Nós podemos realizar coisas agradáveis, 
inteligentes, que façam refletir os adultos 
e também as crianças. É preciso respeitar 
as crianças. Os adultos falam com elas 
como se fossem todas retardadas... 

––  Quino, criador de Mafalda.    
 

Mafalda, muito esperta e questionadora, conquista a maioria à primeira vista: tem paixão pela primavera e pelos Beatles e horror a sopa, a moscas e a guerras. Com seu humor pitoresco e observações tão breves quanto surpreendentes sobre o mundo, as pessoas, as coisas do dia a dia, as notícias delirantes da imprensa e da TV, que permanecem atualíssimas, Mafalda chegou aos 50 anos em plena popularidade muito além das fronteiras da Argentina, sua terra natal.

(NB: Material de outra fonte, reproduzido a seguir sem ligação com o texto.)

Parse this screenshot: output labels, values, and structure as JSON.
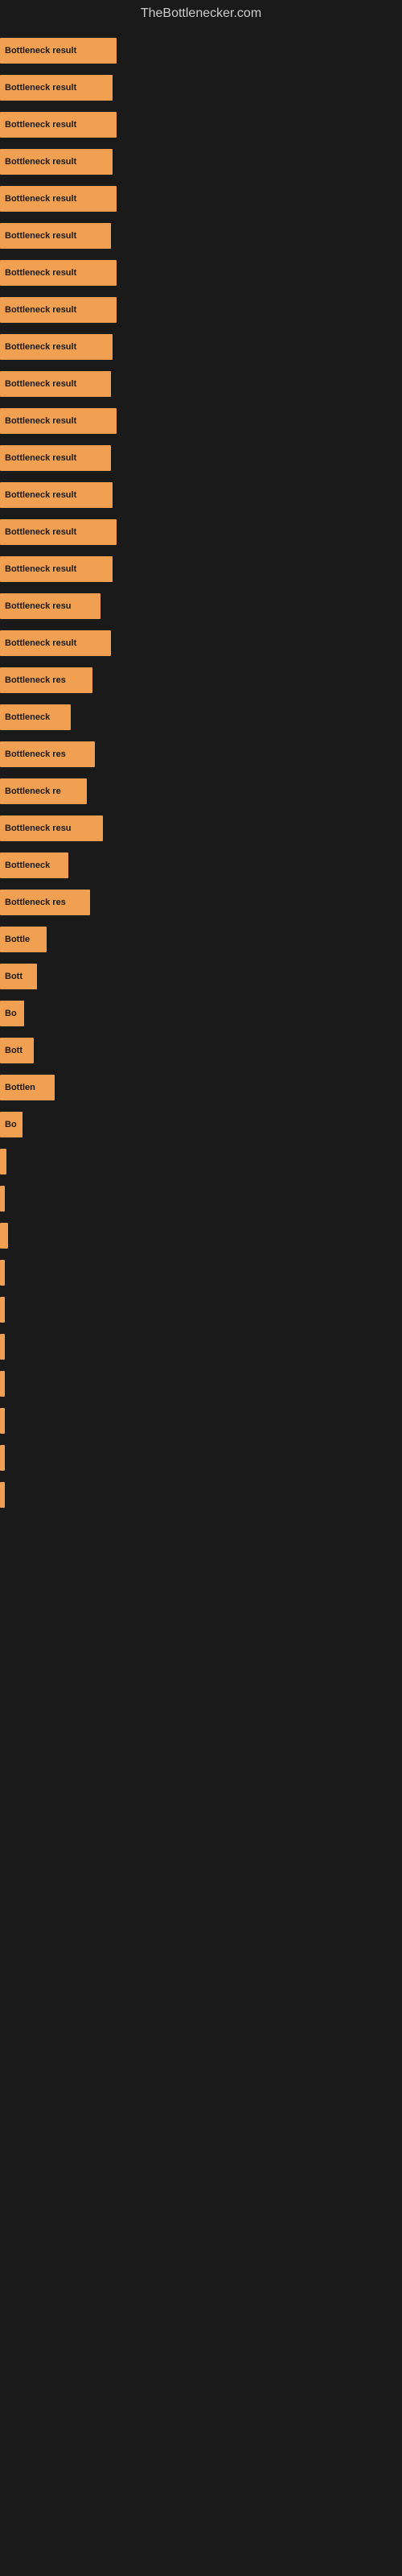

Oficialmente, ela é traduzida em várias línguas e publicada em mais de 30 países – mas, curiosamente, ainda permanece inédita nos Estados Unidos. No Brasil, faz sucesso desde os anos 1970 e tem tanto prestígio que disputa, há mais de uma década, com ninguém menos que Machado de Assis e Carlos Drummond de Andrade, o título de recordista em citações nas questões apresentadas pelo ENEM, o Exame Nacional do Ensino Médio.

Na trajetória de meio século de Mafalda há, também, as lendas, as crises, as idas e vindas, os altos e baixos. Para começar, teve duas datas de nascimento: a princípio, ela foi criada em 1962, para compor um anúncio publicitário de eletrodomésticos, e seu nome tem a ver com as iniciais da marca do produto, mas até sobre a data verdadeira de seu aniversário pairam certas controvérsias que permanecem sem solução. 














Segredos de Mafalda: no alto,
Mafalda e Quino em fotografia de
setembro de 2014, em Buenos Aires,
fotografados por Natacha Pisarenko
na abertura da exposição El Mundo
Según Mafalda, em comemoração
aos 50 anos da personagem. Acima,
Quino em sessão de autógrafos em
Paris, 2004, e Mafalda com a família
e os amigos: a partir da esquerda,
Felipe, Manolito, Susanita, Liberdade,
Mamãe (Raquel), Papai (Pelicarpo),
Guilherme (seu irmão caçula, também
chamado de Guille ou Gui) e Miguelito.

Abaixo, dois dos primeiros cartuns da
Mafalda, no traço original, e amostras da
arte de Quino, muito além da Mafalda, sem
nenhuma palavra no álbum de 1980
com o título Qui est le Chef?





























O criador da Mafalda, o argentino Joaquín Salvador Lavado Tejón, mais conhecido como Quino, desenhou, em 15 de março de 1962, as primeiras charges e algumas tiras de histórias em quadrinhos sobre Mafalda para uma agência publicitária. A personagem deveria ser publicada em anúncios da empresa de eletrodomésticos Mansfield no jornal “Clarín”. Mas, por ironia do destino, a empresa acabou recusando os desenhos, o “Clarín” rompeu o contrato e Quino, contrariado, decidiu arquivar suas tiras.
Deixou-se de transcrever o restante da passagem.